Hall also set out “four Cs” that he believes are the mark of good leadership: conviction, confidence, challenge and culture. Leaders, he argued, must have courage of conviction and confidence to lead change when they are taking their organisation in a new direction; they should be able to challenge the status quo, but in “the right way” to ensure they can bring change; and they need to consider the culture they are creating in their organisation. “The role of the leaders is to set the right cultural feel for a place so that your people behave and work together in a way that shows the organisation in the right way,” he said.
Open
Moriarty’s final principle is one that has characterised her time at Defra: being open. This began even before she joined the department, she said. During the recruitment process she asked whether she could run a workshop at the staff panel, rather than presenting on her own vision for the department which is the usual format for this part of a perm sec recruitment process.
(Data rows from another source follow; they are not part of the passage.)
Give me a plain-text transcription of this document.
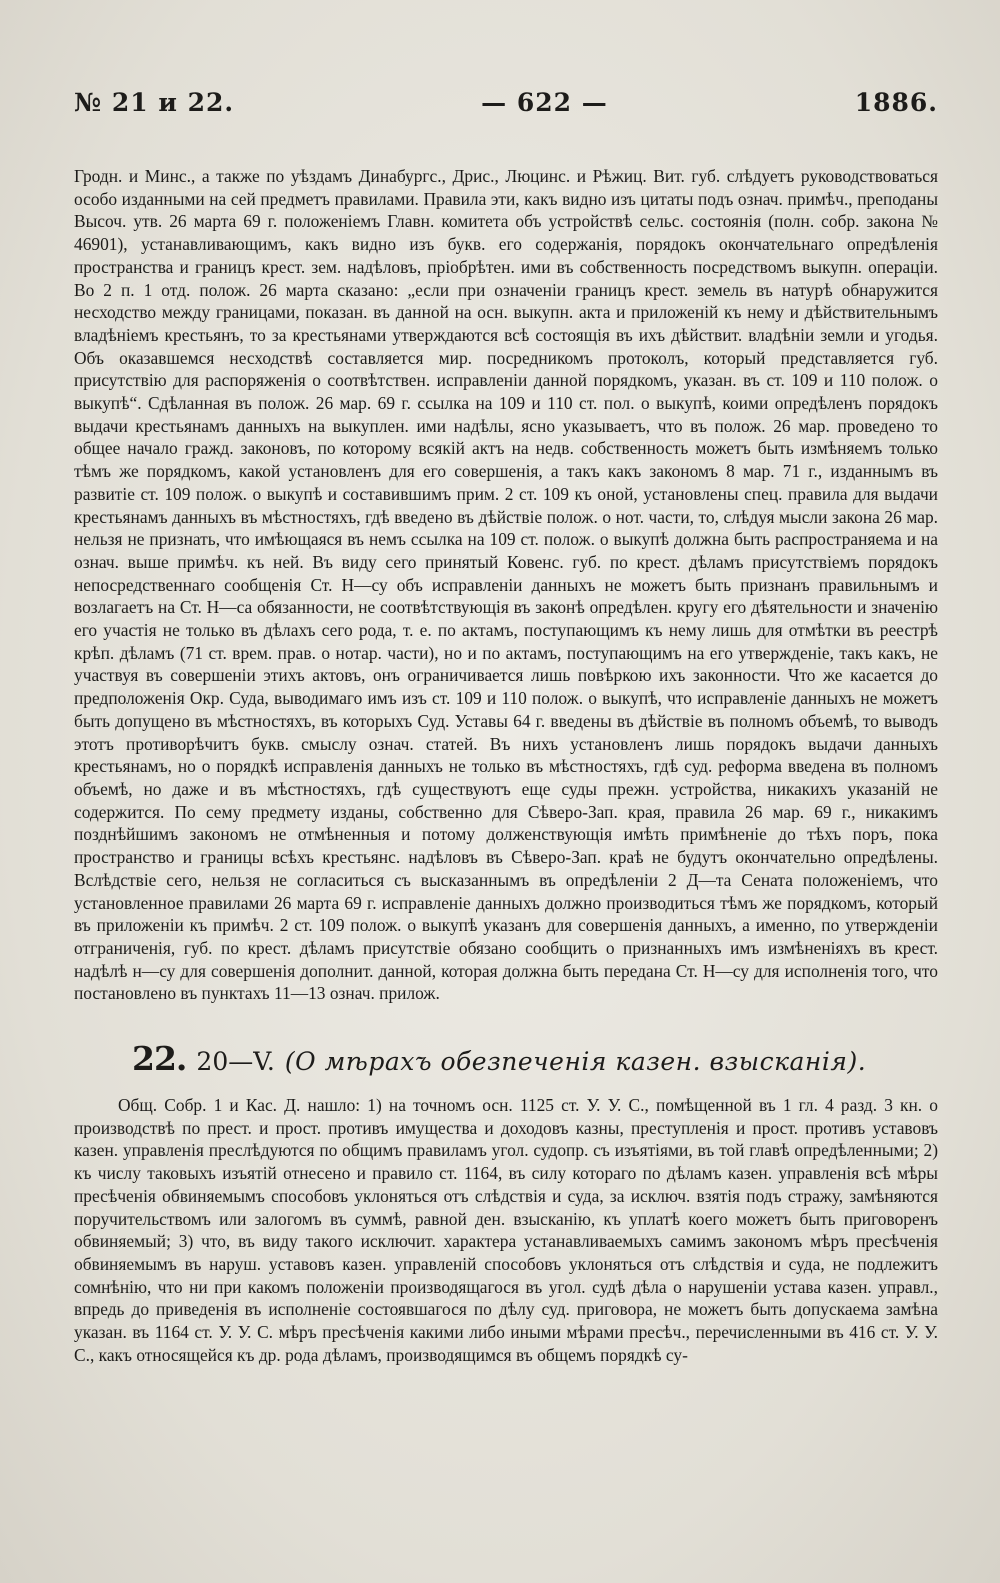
№ 21 и 22.	— 622 —	1886.

Гродн. и Минс., а также по уѣздамъ Динабургс., Дрис., Люцинс. и Рѣжиц. Вит. губ. слѣдуетъ руководствоваться особо изданными на сей предметъ правилами. Правила эти, какъ видно изъ цитаты подъ означ. примѣч., преподаны Высоч. утв. 26 марта 69 г. положеніемъ Главн. комитета объ устройствѣ сельс. состоянія (полн. собр. закона № 46901), устанавливающимъ, какъ видно изъ букв. его содержанія, порядокъ окончательнаго опредѣленія пространства и границъ крест. зем. надѣловъ, пріобрѣтен. ими въ собственность посредствомъ выкупн. операціи. Во 2 п. 1 отд. полож. 26 марта сказано: „если при означеніи границъ крест. земель въ натурѣ обнаружится несходство между границами, показан. въ данной на осн. выкупн. акта и приложеній къ нему и дѣйствительнымъ владѣніемъ крестьянъ, то за крестьянами утверждаются всѣ состоящія въ ихъ дѣйствит. владѣніи земли и угодья. Объ оказавшемся несходствѣ составляется мир. посредникомъ протоколъ, который представляется губ. присутствію для распоряженія о соотвѣтствен. исправленіи данной порядкомъ, указан. въ ст. 109 и 110 полож. о выкупѣ“. Сдѣланная въ полож. 26 мар. 69 г. ссылка на 109 и 110 ст. пол. о выкупѣ, коими опредѣленъ порядокъ выдачи крестьянамъ данныхъ на выкуплен. ими надѣлы, ясно указываетъ, что въ полож. 26 мар. проведено то общее начало гражд. законовъ, по которому всякій актъ на недв. собственность можетъ быть измѣняемъ только тѣмъ же порядкомъ, какой установленъ для его совершенія, а такъ какъ закономъ 8 мар. 71 г., изданнымъ въ развитіе ст. 109 полож. о выкупѣ и составившимъ прим. 2 ст. 109 къ оной, установлены спец. правила для выдачи крестьянамъ данныхъ въ мѣстностяхъ, гдѣ введено въ дѣйствіе полож. о нот. части, то, слѣдуя мысли закона 26 мар. нельзя не признать, что имѣющаяся въ немъ ссылка на 109 ст. полож. о выкупѣ должна быть распространяема и на означ. выше примѣч. къ ней. Въ виду сего принятый Ковенс. губ. по крест. дѣламъ присутствіемъ порядокъ непосредственнаго сообщенія Ст. Н—су объ исправленіи данныхъ не можетъ быть признанъ правильнымъ и возлагаетъ на Ст. Н—са обязанности, не соотвѣтствующія въ законѣ опредѣлен. кругу его дѣятельности и значенію его участія не только въ дѣлахъ сего рода, т. е. по актамъ, поступающимъ къ нему лишь для отмѣтки въ реестрѣ крѣп. дѣламъ (71 ст. врем. прав. о нотар. части), но и по актамъ, поступающимъ на его утвержденіе, такъ какъ, не участвуя въ совершеніи этихъ актовъ, онъ ограничивается лишь повѣркою ихъ законности. Что же касается до предположенія Окр. Суда, выводимаго имъ изъ ст. 109 и 110 полож. о выкупѣ, что исправленіе данныхъ не можетъ быть допущено въ мѣстностяхъ, въ которыхъ Суд. Уставы 64 г. введены въ дѣйствіе въ полномъ объемѣ, то выводъ этотъ противорѣчитъ букв. смыслу означ. статей. Въ нихъ установленъ лишь порядокъ выдачи данныхъ крестьянамъ, но о порядкѣ исправленія данныхъ не только въ мѣстностяхъ, гдѣ суд. реформа введена въ полномъ объемѣ, но даже и въ мѣстностяхъ, гдѣ существуютъ еще суды прежн. устройства, никакихъ указаній не содержится. По сему предмету изданы, собственно для Сѣверо-Зап. края, правила 26 мар. 69 г., никакимъ позднѣйшимъ закономъ не отмѣненныя и потому долженствующія имѣть примѣненіе до тѣхъ поръ, пока пространство и границы всѣхъ крестьянс. надѣловъ въ Сѣверо-Зап. краѣ не будутъ окончательно опредѣлены. Вслѣдствіе сего, нельзя не согласиться съ высказаннымъ въ опредѣленіи 2 Д—та Сената положеніемъ, что установленное правилами 26 марта 69 г. исправленіе данныхъ должно производиться тѣмъ же порядкомъ, который въ приложеніи къ примѣч. 2 ст. 109 полож. о выкупѣ указанъ для совершенія данныхъ, а именно, по утвержденіи отграниченія, губ. по крест. дѣламъ присутствіе обязано сообщить о признанныхъ имъ измѣненіяхъ въ крест. надѣлѣ н—су для совершенія дополнит. данной, которая должна быть передана Ст. Н—су для исполненія того, что постановлено въ пунктахъ 11—13 означ. прилож.

22. 20—V. (О мѣрахъ обезпеченія казен. взысканія).

Общ. Собр. 1 и Кас. Д. нашло: 1) на точномъ осн. 1125 ст. У. У. С., помѣщенной въ 1 гл. 4 разд. 3 кн. о производствѣ по прест. и прост. противъ имущества и доходовъ казны, преступленія и прост. противъ уставовъ казен. управленія преслѣдуются по общимъ правиламъ угол. судопр. съ изъятіями, въ той главѣ опредѣленными; 2) къ числу таковыхъ изъятій отнесено и правило ст. 1164, въ силу котораго по дѣламъ казен. управленія всѣ мѣры пресѣченія обвиняемымъ способовъ уклоняться отъ слѣдствія и суда, за исключ. взятія подъ стражу, замѣняются поручительствомъ или залогомъ въ суммѣ, равной ден. взысканію, къ уплатѣ коего можетъ быть приговоренъ обвиняемый; 3) что, въ виду такого исключит. характера устанавливаемыхъ самимъ закономъ мѣръ пресѣченія обвиняемымъ въ наруш. уставовъ казен. управленій способовъ уклоняться отъ слѣдствія и суда, не подлежитъ сомнѣнію, что ни при какомъ положеніи производящагося въ угол. судѣ дѣла о нарушеніи устава казен. управл., впредь до приведенія въ исполненіе состоявшагося по дѣлу суд. приговора, не можетъ быть допускаема замѣна указан. въ 1164 ст. У. У. С. мѣръ пресѣченія какими либо иными мѣрами пресѣч., перечисленными въ 416 ст. У. У. С., какъ относящейся къ др. рода дѣламъ, производящимся въ общемъ порядкѣ су-
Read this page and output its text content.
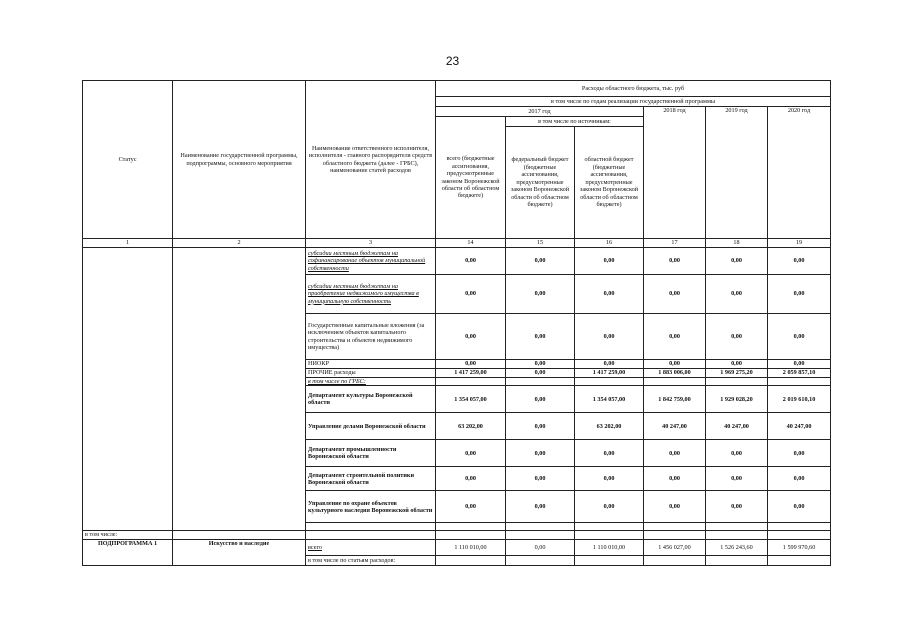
23
Статус	Наименование государственной программы, подпрограммы, основного мероприятия	Наименование ответственного исполнителя, исполнителя - главного распорядителя средств областного бюджета (далее - ГРБС), наименование статей расходов	Расходы областного бюджета, тыс. руб					
			в том числе по годам реализации государственной программы					
			2017 год			2018 год	2019 год	2020 год
			всего (бюджетные ассигнования, предусмотренные законом Воронежской области об областном бюджете)	в том числе по источникам:				
				федеральный бюджет (бюджетные ассигнования, предусмотренные законом Воронежской области об областном бюджете)	областной бюджет (бюджетные ассигнования, предусмотренные законом Воронежской области об областном бюджете)			
1	2	3	14	15	16	17	18	19
		субсидии местным бюджетам на софинансирование объектов муниципальной собственности	0,00	0,00	0,00	0,00	0,00	0,00
		субсидии местным бюджетам на приобретение недвижимого имущества в муниципальную собственность	0,00	0,00	0,00	0,00	0,00	0,00
		Государственные капитальные вложения (за исключением объектов капитального строительства и объектов недвижимого имущества)	0,00	0,00	0,00	0,00	0,00	0,00
		НИОКР	0,00	0,00	0,00	0,00	0,00	0,00
		ПРОЧИЕ расходы	1 417 259,00	0,00	1 417 259,00	1 883 006,00	1 969 275,20	2 059 857,10
		в том числе по ГРБС:						
		Департамент культуры Воронежской области	1 354 057,00	0,00	1 354 057,00	1 842 759,00	1 929 028,20	2 019 610,10
		Управление делами Воронежской области	63 202,00	0,00	63 202,00	40 247,00	40 247,00	40 247,00
		Департамент промышленности Воронежской области	0,00	0,00	0,00	0,00	0,00	0,00
		Департамент строительной политики Воронежской области	0,00	0,00	0,00	0,00	0,00	0,00
		Управление по охране объектов культурного наследия Воронежской области	0,00	0,00	0,00	0,00	0,00	0,00

в том числе:								
ПОДПРОГРАММА 1	Искусство и наследие	всего	1 110 010,00	0,00	1 110 010,00	1 456 027,00	1 526 243,60	1 599 970,60
		в том числе по статьям расходов:						
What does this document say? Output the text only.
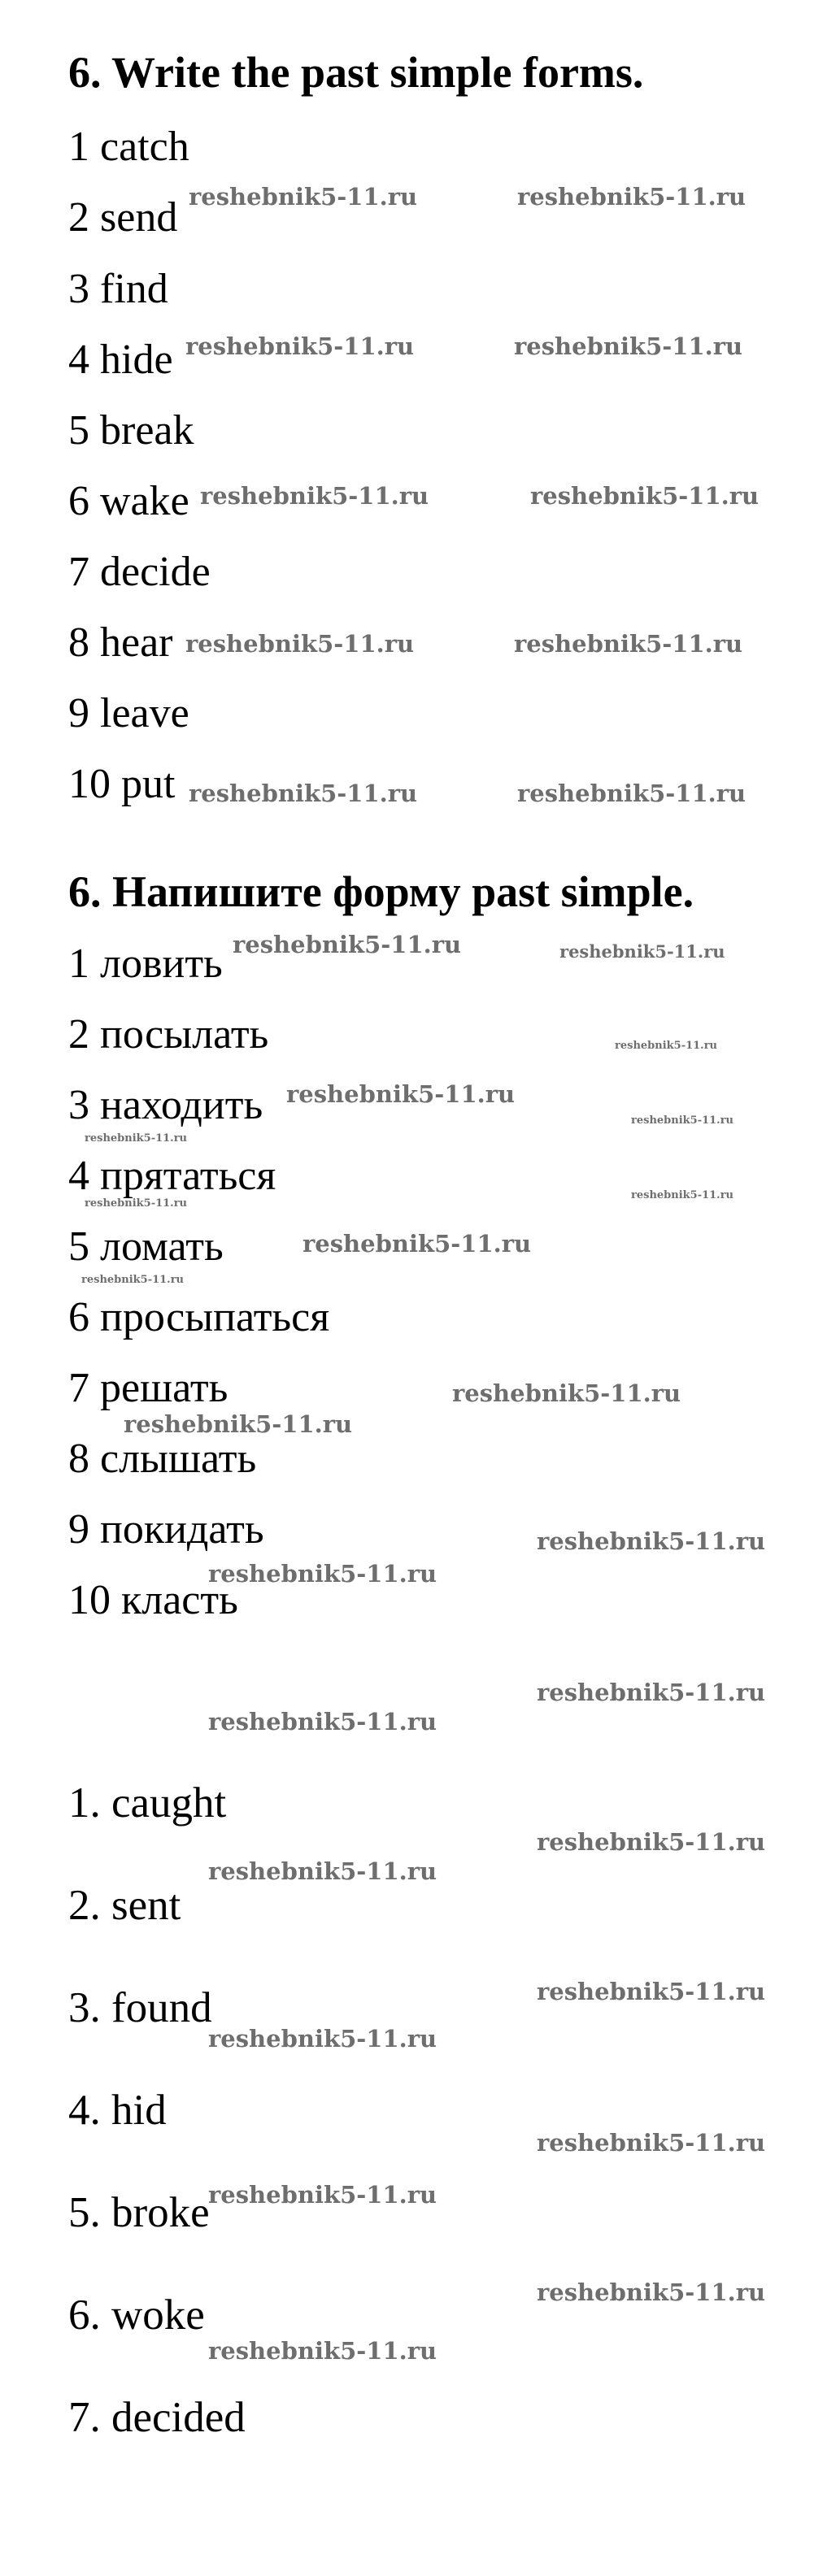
6. Write the past simple forms.
1 catch
2 send
3 find
4 hide
5 break
6 wake
7 decide
8 hear
9 leave
10 put
6. Напишите форму past simple.
1 ловить
2 посылать
3 находить
4 прятаться
5 ломать
6 просыпаться
7 решать
8 слышать
9 покидать
10 класть
1. caught
2. sent
3. found
4. hid
5. broke
6. woke
7. decided
reshebnik5-11.ru	reshebnik5-11.ru
reshebnik5-11.ru	reshebnik5-11.ru
reshebnik5-11.ru	reshebnik5-11.ru
reshebnik5-11.ru	reshebnik5-11.ru
reshebnik5-11.ru	reshebnik5-11.ru
reshebnik5-11.ru	reshebnik5-11.ru
reshebnik5-11.ru
reshebnik5-11.ru
reshebnik5-11.ru
reshebnik5-11.ru
reshebnik5-11.ru
reshebnik5-11.ru
reshebnik5-11.ru
reshebnik5-11.ru
reshebnik5-11.ru
reshebnik5-11.ru
reshebnik5-11.ru
reshebnik5-11.ru
reshebnik5-11.ru
reshebnik5-11.ru
reshebnik5-11.ru
reshebnik5-11.ru
reshebnik5-11.ru
reshebnik5-11.ru
reshebnik5-11.ru
reshebnik5-11.ru
reshebnik5-11.ru
reshebnik5-11.ru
To start the workshop she asked members of the panel to share one thing they did outside work – resulting in a “fascinating” conversation. “It created energy and it created connections,” says Moriarty. “It allowed people to have conversations in different ways and it is something that I tumbled on by chance, I've used a lot since then.”
Moriarty says the “open” principle is in some ways her favourite, because it can cover many ways of being open. It might mean being open with colleagues by brining your whole self to work – something that Moriarty works hard to encourage at Defra. “If what people tell me is true, and the word association for Clare Moriarty is now ‘bring yourself to work’, I couldn't happier with that,” she says.
It could mean being approachable, or creating an environment where people feel brave enough to work in the open rather than allowing fear of media reaction to prevent sensible policy discussions. It might mean being open to difference, open to challenge, or to new experiences, Moriarty explains.
“I'd like more accidents like those that have brought me the design principles that guide what I'm trying to do now,” she says. “By definition they were unplanned. If you're not looking, you're not open and ready to receive accidents when they arrive then you’re never going to be able to take advantage of them.”